Apple Flashback 2005: Apple Causes Stock Market Decline

“Once again, irresponsible Apple Computer has failed to conform to analysts expectations. Apple, the only innovative company in the computer business and the major innovator in consumer electronics, maker of the wildly popular iPod series, recently announced record profits, high margins, and the sale of over 6 million iPods and 1 million Macintoshes in the last quarter. A day later, as the price of Apple stock fell on this disappointing news, Steve Jobs announced the ‘new’ iPod—a thinner, color screen version capable of playing movies. Also announced, a new version of iTunes, which will include the downloading of video media from the iTunes Music Store, and an update to the iMac, adding to its ample capabilities a built-in iSight camera for video chatting, a ‘remote’ so that the beautiful flat-panel can be easily used to display DVDs as well as other rich media, and all for the same price as the previous model. The oracles of Wall Street, shocked at this disastrous development, proclaimed that Apple has now set itself up for a new decline, since it couldn’t possibly continue this ‘pace of innovation’. Apple stock tumbled again, by five points or so, dragging with it the entire stock market. [At this writing, Apple stock is at $74 and climbing on news of more TV content on the iTMS. OH if only I had bought a few hundred shares when it tumbled down to $45!!—Chris]”

— from “Old Weird News”, Unpredictable Issue #79 12/12/2005

This is Starbucks Dude

Okay, I admit it, I call Starbucks “my other office”, and I sit here with my iPad or MacBook Pro and check my email and read and write. In fact, right now, everybody who has a seat here has some device in front of them. Most of us tolerate a colleague taking the occasional phone call, within reason, and we get annoyed with people who are loud and long on their calls. We might even put up with a YouTube video, if it’s short, and funny, and the guy keeps the volume down—but if someone starts watching BBC or CNN battle scenes from anywhere, I’m going to ask them to use their headphones, or turn it WAY down.

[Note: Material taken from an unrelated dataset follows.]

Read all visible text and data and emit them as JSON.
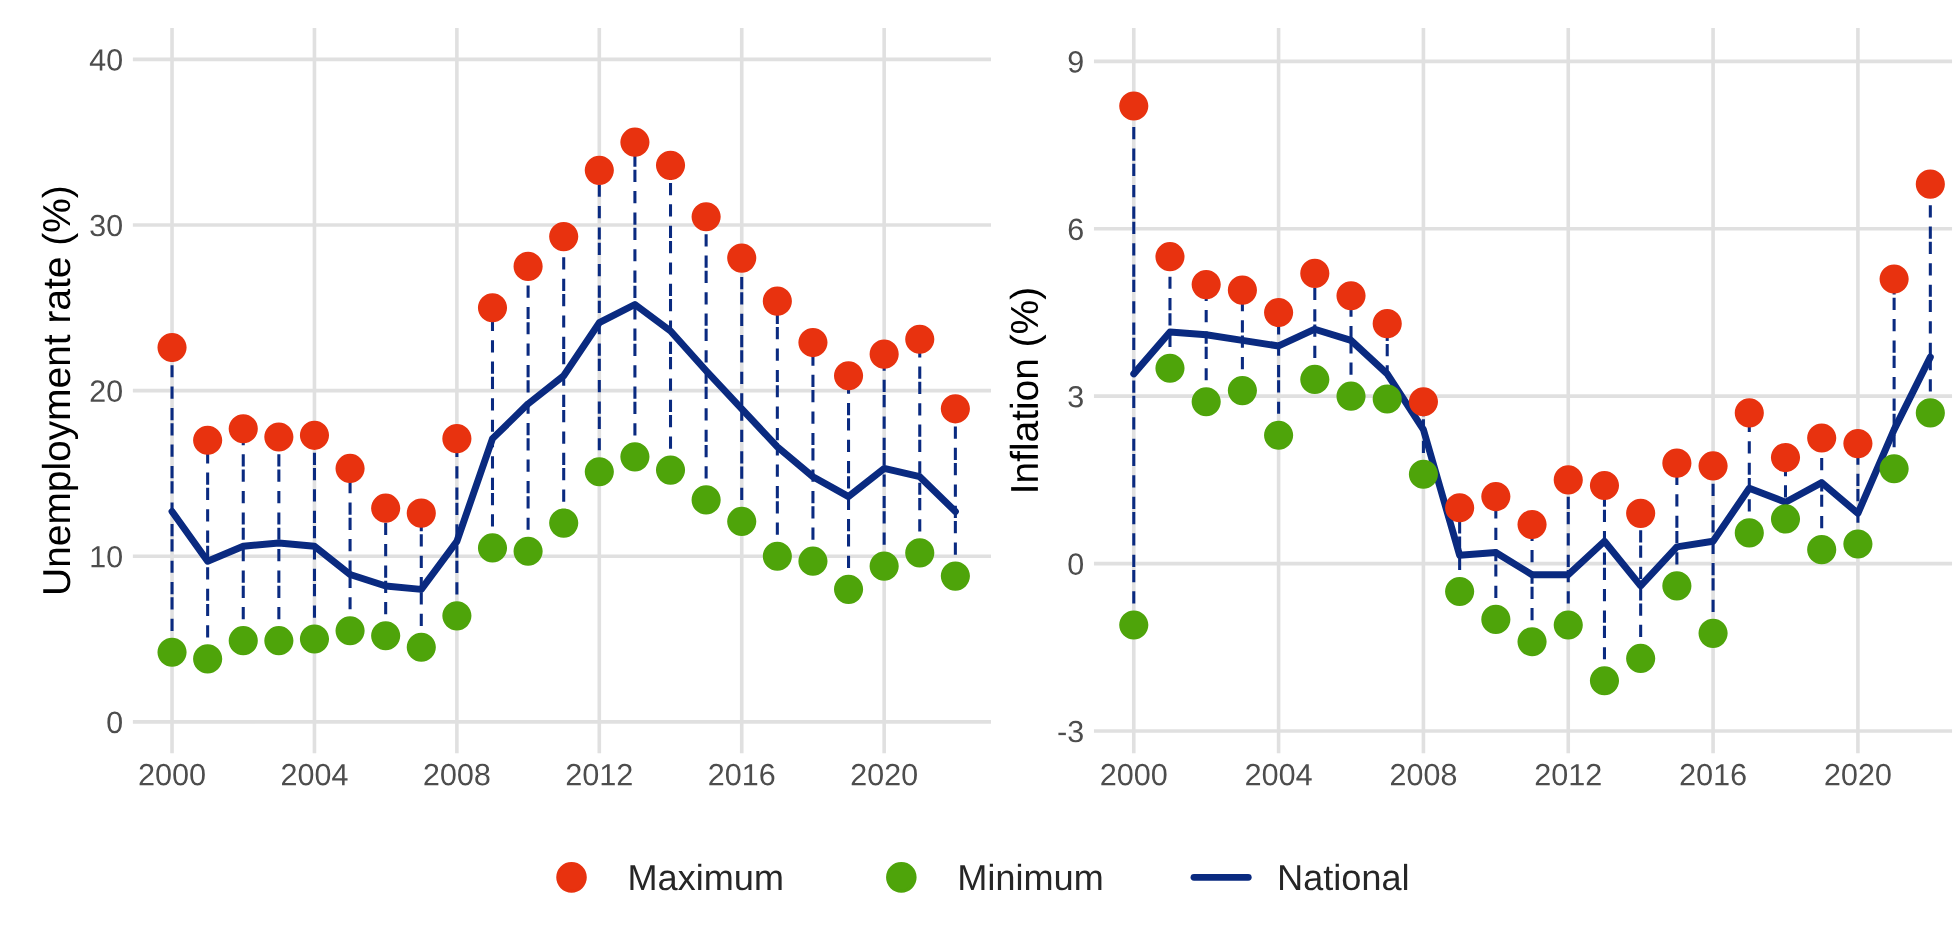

Some things are just not acceptable. Starbucks is a place of diversity and tolerance, and frankly, with all the banging of dishes and water running and coffee grinding and steam streaming, it is a place of noise. Noise and tolerance. Once in a rare while someone pushes this concept a bit, like the guy with the “card table laptop” in one of my other posts, but usually, usually, nobody really goes over the top. Until today.

There’s a guy with a BIG Dell laptop, attached to an external monitor – and no, I don’t mean one of those super portable USB connected external flat panels. Visualize this on a little round wooden Starbucks table. I’m talkin’ about a DELL desktop monitor with a stand. 20″ diagonal. How did he even get it in here?! He’s eating up TWO power outlets at once. Oh, did I forget to mention the EXTERNAL keyboard AND mouse?? Is it Bluetooth? I didn’t notice. What’s next? A laser printer??

This is a Starbucks dude. Starbucks!!

The Time of Darkness

The early to mid-Nineties of the past century. A time when Steve Jobs had been ousted from Apple and the company, lead by a dizzying array of corporate Big Heads, was always referred to in the press as, “beleaguered”. The Big Heads worked hard to kill all creativity at Apple. Their goal? Make Macs just another tan box, indistinguishable from Windows PCs, so, as they thought, Big Dumb Corporations would buy millions of them. But of course, they failed, fortunately.